Also even more racist shit but what did I expect really. 
Anyways, I have no idea who I’m supposed to root for in the novel because all the characters are just kinda shitty. It really just boils down to Harris not showing any redeeming qualities or actions from any of his characters. I liked Margot for a while out of spite but she never really went anywhere and the way she killed Mason (btw she sodomized him with a cattle prod to get his semen bc side plot and then stuffed his Moray eel down his throat and somehow I still don’t think that’s the worst part of the novel) just. No thanks really. 
All the random little side plots were also pretty not great. How many time does Harris have to say Pazzi of the Pazzis? Like I fucking get what you’re going for, even if I hadn’t watched the movie I’d be like, “Oh this dude’s gonna get hung outta that window, dope,” the literal first time. Stop treating your readers like idiots. 
And then Margot’s side plot was that the will their father left said she needed a biological heir to inherit because he was pissed she’s gay and we needed the homophobia I guess, so Mason got everything, and she was helping him with the Hannibal shit because he’s pretty incapacitated duh, and in return he would give her his jizz so Judy could be artificially inseminated and they could have a child and get some of her inheritance. I don’t care. It was all very gross, and Mason kept saying shit like suck me off you’ve done it before, I won’t be able to feel it anyway, maybe Judy’ll suck me off you think she’d like that. It’s all gross. 

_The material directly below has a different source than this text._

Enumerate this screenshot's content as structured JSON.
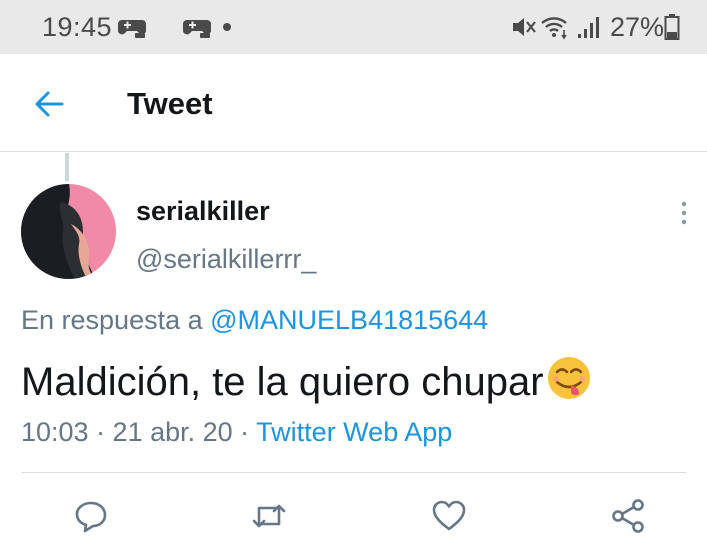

And I guess this is a good a time as any to finally start on Mason. So a great rule of writing to make everything work better and give your story more depth is to give everyone both positive and negative traits right, even and especially the bad guys? Like, rules can always be broken if you’re a good enough writer, but I believe I have established that Harris isn’t quite there yet, to put it nicer than I have. 
Mason is one bad trait after another. It’s like when Harris was bored of constantly writing about plain ole pedophilia, he threw a dart at a board of horrible things and landed on topics such as: pedophilia but make it incest, extreme sadism, sadism but against children now, and good old fashioned racism! Fucking Cordell was supposed to collect the children’s tears after Mason would make them cry and put them in martinis for him. Realism went out the goddamn door real fast with this novel y’all. Like a fucking Scooby Doo villain over here. 

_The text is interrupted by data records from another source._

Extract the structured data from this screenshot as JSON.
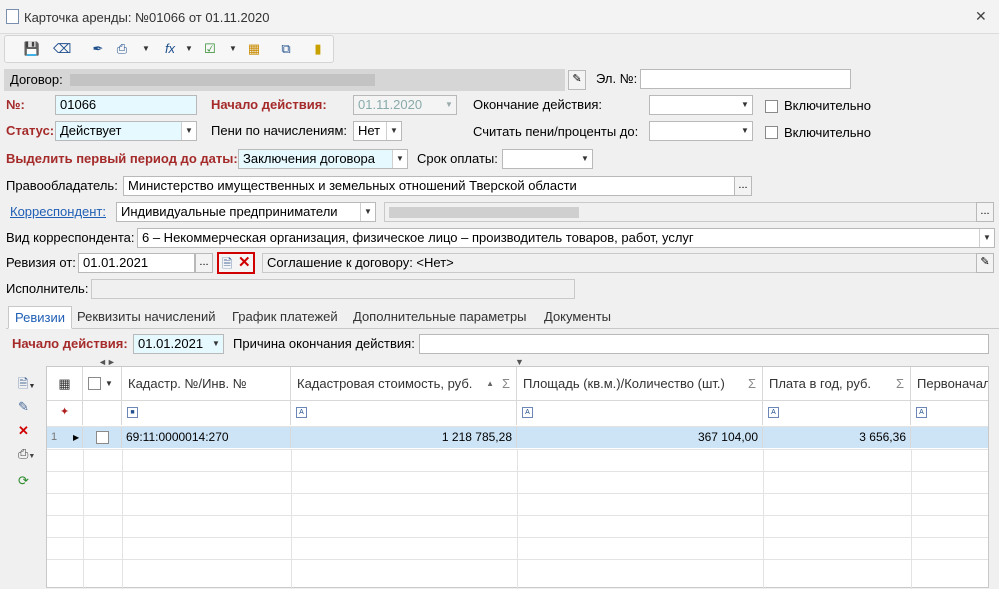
{
  "window": {
    "title": "Карточка аренды: №01066 от 01.11.2020",
    "close": "✕"
  },
  "toolbar": {
    "icons": [
      "save-icon",
      "clear-icon",
      "sign-icon",
      "print-icon",
      "formula-icon",
      "calc-icon",
      "export-icon",
      "copy-icon",
      "book-icon"
    ]
  },
  "form": {
    "contract_label": "Договор:",
    "el_no_label": "Эл. №:",
    "el_no_value": "",
    "no_label": "№:",
    "no_value": "01066",
    "start_label": "Начало действия:",
    "start_value": "01.11.2020",
    "end_label": "Окончание действия:",
    "end_value": "",
    "inclusive_label_1": "Включительно",
    "status_label": "Статус:",
    "status_value": "Действует",
    "penalty_label": "Пени по начислениям:",
    "penalty_value": "Нет",
    "calc_penalty_label": "Считать пени/проценты до:",
    "calc_penalty_value": "",
    "inclusive_label_2": "Включительно",
    "first_period_label": "Выделить первый период до даты:",
    "first_period_value": "Заключения договора",
    "pay_term_label": "Срок оплаты:",
    "pay_term_value": "",
    "owner_label": "Правообладатель:",
    "owner_value": "Министерство имущественных и земельных отношений Тверской области",
    "corr_label": "Корреспондент:",
    "corr_value": "Индивидуальные предприниматели",
    "corr_kind_label": "Вид корреспондента:",
    "corr_kind_value": "6 – Некоммерческая организация, физическое лицо – производитель товаров, работ, услуг",
    "revision_label": "Ревизия от:",
    "revision_value": "01.01.2021",
    "agreement_label": "Соглашение к договору: <Нет>",
    "executor_label": "Исполнитель:",
    "ellipsis": "..."
  },
  "tabs": [
    "Ревизии",
    "Реквизиты начислений",
    "График платежей",
    "Дополнительные параметры",
    "Документы"
  ],
  "revision_tab": {
    "start_label": "Начало действия:",
    "start_value": "01.01.2021",
    "reason_label": "Причина окончания действия:",
    "reason_value": ""
  },
  "grid": {
    "columns": [
      "Кадастр. №/Инв. №",
      "Кадастровая стоимость, руб.",
      "Площадь (кв.м.)/Количество (шт.)",
      "Плата в год, руб.",
      "Первоначал"
    ],
    "rows": [
      {
        "index": "1",
        "cadastre": "69:11:0000014:270",
        "cost": "1 218 785,28",
        "area": "367 104,00",
        "fee": "3 656,36",
        "initial": ""
      }
    ],
    "sigma": "Σ"
  },
  "colors": {
    "accent": "#1f5fb5",
    "required_label": "#a52a2a",
    "selected_row": "#cde4f6",
    "required_field": "#e5f9ff"
  }
}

And he loves talking about being a sadistic pedophile, he will literally not shut up about it to Clarice when she first gets there telling her about his trip to Africa and this portable guillotine he has and just. I get it was probably like trying to make her uncomfortable on purpose because he’s a Freak, but it went way too far if only because it was annoying, not even uncomfortable for me as a reader. I was bored real quick. Get to the shit I actually wanna know. 

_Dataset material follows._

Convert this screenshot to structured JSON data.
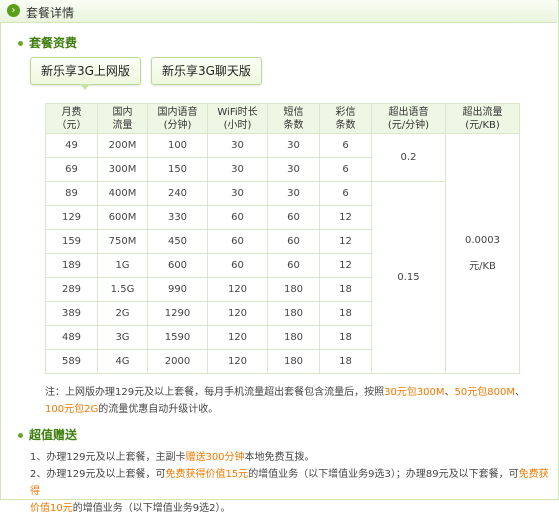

And it sucks because of the weird, over-the-top way of how he died, I got zero satisfaction from his death. I couldn’t even be like, “Well at least Margot got her revenge,” because that’s not how she originally wanted to kill him!!! She wanted someone else to extract his semen for the insemination but couldn’t find anybody to do it for her, and then Hannibal, whilst tied up, said use a cattle prod and you won’t have to touch him and when you kill him you can blame it on me, and I’m pretty sure even if she hit his prostate right every time and he COULD cum from that alone in addition to how his body is Fucked Up now, it would’ve been a lengthy, gross, and re-traumatizing experience for her because all she wanted to do was avoid seeing and touching her brother’s private parts again, which I think is a totally fair and rational desire. 
So I have to live with the fact that she was desperate enough to not lose the house and business because of her homophobic father to go through her childhood trauma again. There’s no place in this book that has a somewhat positive conclusion. 
Even the very last bit where Barney has a girlfriend and a ton of cash from Margot, all he wants to do is see every Vermeer in the world right? Well, because Hannibal and Clarice are in Buenos Aires where one of them is on display, Barney gets spooked and has him and his girlfriend leave before he can see it and it ends that bit with he never got to see it ever so he didn’t even complete his dream!!! 
Also for good measure, Harris throws in that Hannibal and Clarice enjoy having sex regularly. For no reason. Just letting us know. 
I know this seemed like just a bitch fest, because it was, but I kinda sorta enjoyed it? It kept my attention at the very least. It’s really disappointing because like I said, I love the movies, all of them, and have since I was little. To see the original not stand up to that image in my mind is a little heartbreaking. Especially Clarice. She was a strong female role model to me, but turns out she’s... just kinda there. And her ending is that of her no longer being herself and getting that agency taken away from her. 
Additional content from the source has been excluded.